In general, efforts to manage costs are moving faster than efforts to manage care. There are a couple of reasons for this:
As one recruiter said, "There is reorganization, but nothing is really changing. Very few companies have made a radical shift and redefined themselves."
Despite shortages of people with selected skills, there is little receptivity to recruiting people from outside the health care field and, in some cases, even from outside the local market. According to the recruiters, health care is viewed as being highly specialized. Hospitals tend to look for talent from insurance companies and managed care organizations; health plans are more likely to hire from their competitors. The result is that many organizations in a market end up with very similar services, products and processes of care.
Furthermore, the often-heard comment that executives with California experience are in demand throughout the country was not evident to the recruiters at the roundtable. Because health care markets differ by community, they noted that experience in California may not even be the most relevant. This further illustrates how exceedingly difficult it is to introduce innovation into the system.

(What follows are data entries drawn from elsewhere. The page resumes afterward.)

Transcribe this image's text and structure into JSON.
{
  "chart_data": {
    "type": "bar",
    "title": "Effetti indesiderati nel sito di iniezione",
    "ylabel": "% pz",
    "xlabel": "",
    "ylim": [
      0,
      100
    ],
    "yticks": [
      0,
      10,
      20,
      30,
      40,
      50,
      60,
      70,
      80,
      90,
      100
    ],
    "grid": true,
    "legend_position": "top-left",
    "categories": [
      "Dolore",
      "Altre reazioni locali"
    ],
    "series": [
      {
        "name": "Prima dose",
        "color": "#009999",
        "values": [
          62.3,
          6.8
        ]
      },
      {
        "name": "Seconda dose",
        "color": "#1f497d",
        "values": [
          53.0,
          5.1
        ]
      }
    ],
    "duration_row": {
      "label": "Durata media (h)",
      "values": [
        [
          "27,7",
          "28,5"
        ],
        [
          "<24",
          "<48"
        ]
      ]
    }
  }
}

The evolving direction of change, the pursuit of multiple concurrent strategies and an imbalance between available and needed skills suggest slow progress toward changes that ultimately will alter the delivery and cost of care. Also, it is not clear which of the many alternative strategies being pursued today will have any long-term impact. For example, reduction in staff is an immediate way to affect an organizations bottom line, but it is not likely to change fundamentally how care is delivered.
Some strategies may have to be compromised and altered along the way, at least in part because the people needed to implement the changes are not readily available. And as long as the strategies and responses of health care organizations are evolving, the ultimate outcome remains unclear.